Pada sesi kunjungan lapangan di Jakarta, peserta workshop diajak berkunjung ke beberapa titik, diantaranya Stasiun Pemantauan Penurunan Lahan di daerah Cengkareng, mengunjungi Waduk Pluit dan terakhir berkunjung ke lokasi Jakarta Emergency Dredging Initiative (JEDI) DKI Jakarta.

Ada satu hal menarik yang ditemui pada kunjungan lapangan yaitu fakta nyata dari terjadinya penurunan lahan di Kota Jakarta. Pada kunjungan lapangan itu, dikatakan bahwa Jakarta mengalami penurunan hingga 10 cm setiap tahunnya yang kini telah terjadi di Kawasan Jakarta Utara.

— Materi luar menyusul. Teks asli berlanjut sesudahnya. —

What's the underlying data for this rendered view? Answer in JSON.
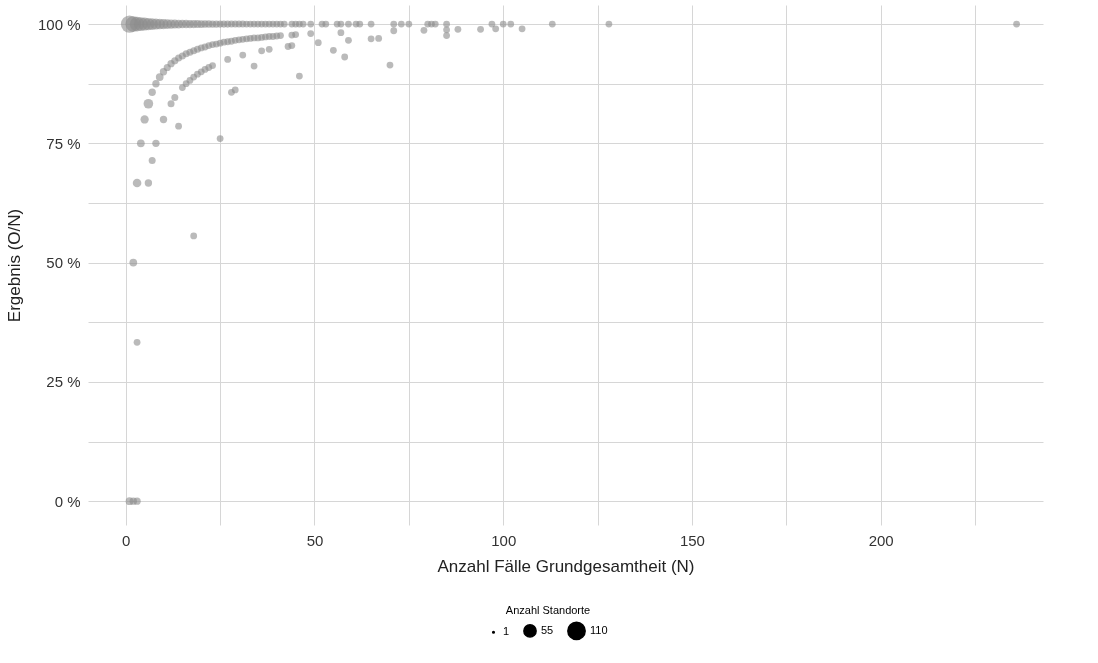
{
  "chart_data": {
    "type": "bubble",
    "xlabel": "Anzahl Fälle Grundgesamtheit (N)",
    "ylabel": "Ergebnis (O/N)",
    "legend_title": "Anzahl Standorte",
    "grid": true,
    "xlim": [
      -10,
      243
    ],
    "ylim": [
      -5,
      104
    ],
    "xticks": [
      0,
      {
        "value": 25,
        "label": null
      },
      50,
      {
        "value": 75,
        "label": null
      },
      100,
      {
        "value": 125,
        "label": null
      },
      150,
      {
        "value": 175,
        "label": null
      },
      200,
      {
        "value": 225,
        "label": null
      }
    ],
    "yticks": [
      {
        "value": 0,
        "label": "0 %"
      },
      {
        "value": 12.5,
        "label": null
      },
      {
        "value": 25,
        "label": "25 %"
      },
      {
        "value": 37.5,
        "label": null
      },
      {
        "value": 50,
        "label": "50 %"
      },
      {
        "value": 62.5,
        "label": null
      },
      {
        "value": 75,
        "label": "75 %"
      },
      {
        "value": 87.5,
        "label": null
      },
      {
        "value": 100,
        "label": "100 %"
      }
    ],
    "size_legend": [
      1,
      55,
      110
    ],
    "series": [
      {
        "color": "#8c8c8c",
        "x": [
          1,
          2,
          3,
          4,
          5,
          6,
          7,
          8,
          9,
          10,
          11,
          12,
          13,
          14,
          15,
          16,
          17,
          18,
          19,
          20,
          21,
          22,
          23,
          24,
          25,
          26,
          27,
          28,
          29,
          30,
          31,
          32,
          33,
          34,
          35,
          36,
          37,
          38,
          39,
          40,
          41,
          42,
          44,
          45,
          46,
          47,
          49,
          52,
          53,
          56,
          57,
          59,
          61,
          62,
          65,
          71,
          73,
          75,
          80,
          81,
          82,
          85,
          97,
          100,
          102,
          113,
          128,
          236
        ],
        "values": [
          100,
          100,
          100,
          100,
          100,
          100,
          100,
          100,
          100,
          100,
          100,
          100,
          100,
          100,
          100,
          100,
          100,
          100,
          100,
          100,
          100,
          100,
          100,
          100,
          100,
          100,
          100,
          100,
          100,
          100,
          100,
          100,
          100,
          100,
          100,
          100,
          100,
          100,
          100,
          100,
          100,
          100,
          100,
          100,
          100,
          100,
          100,
          100,
          100,
          100,
          100,
          100,
          100,
          100,
          100,
          100,
          100,
          100,
          100,
          100,
          100,
          100,
          100,
          100,
          100,
          100,
          100,
          100
        ],
        "sizes": [
          110,
          90,
          78,
          70,
          62,
          56,
          50,
          45,
          41,
          38,
          35,
          32,
          30,
          28,
          27,
          26,
          25,
          24,
          23,
          22,
          21,
          21,
          20,
          20,
          19,
          19,
          19,
          18,
          18,
          18,
          18,
          17,
          17,
          17,
          17,
          17,
          17,
          17,
          17,
          17,
          17,
          17,
          17,
          17,
          17,
          17,
          17,
          17,
          17,
          17,
          17,
          17,
          17,
          17,
          17,
          17,
          17,
          17,
          17,
          17,
          17,
          17,
          17,
          17,
          17,
          17,
          17,
          17
        ]
      },
      {
        "color": "#8c8c8c",
        "x": [
          2,
          3,
          4,
          5,
          6,
          7,
          8,
          9,
          10,
          11,
          12,
          13,
          14,
          15,
          16,
          17,
          18,
          19,
          20,
          21,
          22,
          23,
          24,
          25,
          26,
          27,
          28,
          29,
          30,
          31,
          32,
          33,
          34,
          35,
          36,
          37,
          38,
          39,
          40,
          41,
          44,
          45,
          49,
          57,
          71,
          79,
          85,
          88,
          94,
          98,
          105
        ],
        "values": [
          50,
          66.7,
          75,
          80,
          83.3,
          85.7,
          87.5,
          88.9,
          90,
          90.9,
          91.7,
          92.3,
          92.9,
          93.3,
          93.8,
          94.1,
          94.4,
          94.7,
          95,
          95.2,
          95.5,
          95.7,
          95.8,
          96,
          96.2,
          96.3,
          96.4,
          96.6,
          96.7,
          96.8,
          96.9,
          97,
          97.1,
          97.1,
          97.2,
          97.3,
          97.4,
          97.4,
          97.5,
          97.6,
          97.7,
          97.8,
          98,
          98.2,
          98.6,
          98.7,
          98.8,
          98.9,
          98.9,
          99,
          99
        ],
        "sizes": [
          22,
          27,
          22,
          25,
          34,
          20,
          20,
          22,
          20,
          19,
          19,
          19,
          18,
          18,
          18,
          18,
          18,
          18,
          17,
          17,
          17,
          17,
          17,
          17,
          17,
          17,
          17,
          17,
          17,
          17,
          17,
          17,
          17,
          17,
          17,
          17,
          17,
          17,
          17,
          17,
          17,
          17,
          17,
          17,
          17,
          17,
          17,
          17,
          17,
          17,
          17
        ]
      },
      {
        "color": "#8c8c8c",
        "x": [
          6,
          7,
          8,
          10,
          12,
          13,
          14,
          15,
          16,
          17,
          18,
          19,
          20,
          21,
          22,
          23,
          27,
          31,
          36,
          38,
          43,
          44,
          51,
          55,
          58,
          59,
          65,
          67,
          70,
          46,
          34,
          28,
          29,
          25,
          18,
          3,
          85,
          1,
          2,
          3
        ],
        "values": [
          66.7,
          71.4,
          75,
          80,
          83.3,
          84.6,
          78.6,
          86.7,
          87.5,
          88.2,
          88.9,
          89.5,
          90,
          90.5,
          90.9,
          91.3,
          92.6,
          93.5,
          94.4,
          94.7,
          95.3,
          95.5,
          96.1,
          94.5,
          93.1,
          96.6,
          96.9,
          97,
          91.4,
          89.1,
          91.2,
          85.7,
          86.2,
          76,
          55.6,
          33.3,
          97.6,
          0,
          0,
          0
        ],
        "sizes": [
          20,
          18,
          20,
          20,
          18,
          18,
          17,
          17,
          17,
          17,
          17,
          17,
          17,
          17,
          17,
          17,
          17,
          17,
          17,
          17,
          17,
          17,
          17,
          17,
          17,
          17,
          17,
          17,
          17,
          17,
          17,
          17,
          17,
          17,
          17,
          17,
          17,
          22,
          20,
          20
        ]
      }
    ]
  }
}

Perwakilan dari Kementerian PUPR mengatakan, salah satu penyebab terjadinya hal tersebut ialah tingginya penggunanaan air tanah, terutama di daerah sekitar Waduk Pluit. Seperti diketahui, bukan hanya dipenuhi oleh permukiman padat penduduk, namun kawasan itu juga dipadati oleh pabrik, seperti pabrik perikanan.

Fakta konkrit dari penurunan lahan ialah terjadinya kerusakan tanggul Waduk Pluit pada 2017 lalu, akibatnya air meluap dan membanjiri permukiman warga yang ada tepat dibawahnya. Sebagai upaya pencegahan, pemerintah pun telah membangun tanggul baru di Teluk Jakarta.

Kendati demikian, upaya yang dilakukan semestinya tak hanya sebatas itu saja. Pemerintah juga perlu memberikan pemahaman kepada semua pihak terkait, termasuk masyarakat akan bahaya penggunaan air tanah secara masif dan tidak terkontrol.

Pada kesempatan lain, Kepala Bappenas, Bambang Brodjonegoro mengatakan bahwa kondisi itu harus dicegah. Salah satu caranya ialah masyarakat harus memiliki alternatif sumber air bersih yang dibangun Pemda atau PDAM.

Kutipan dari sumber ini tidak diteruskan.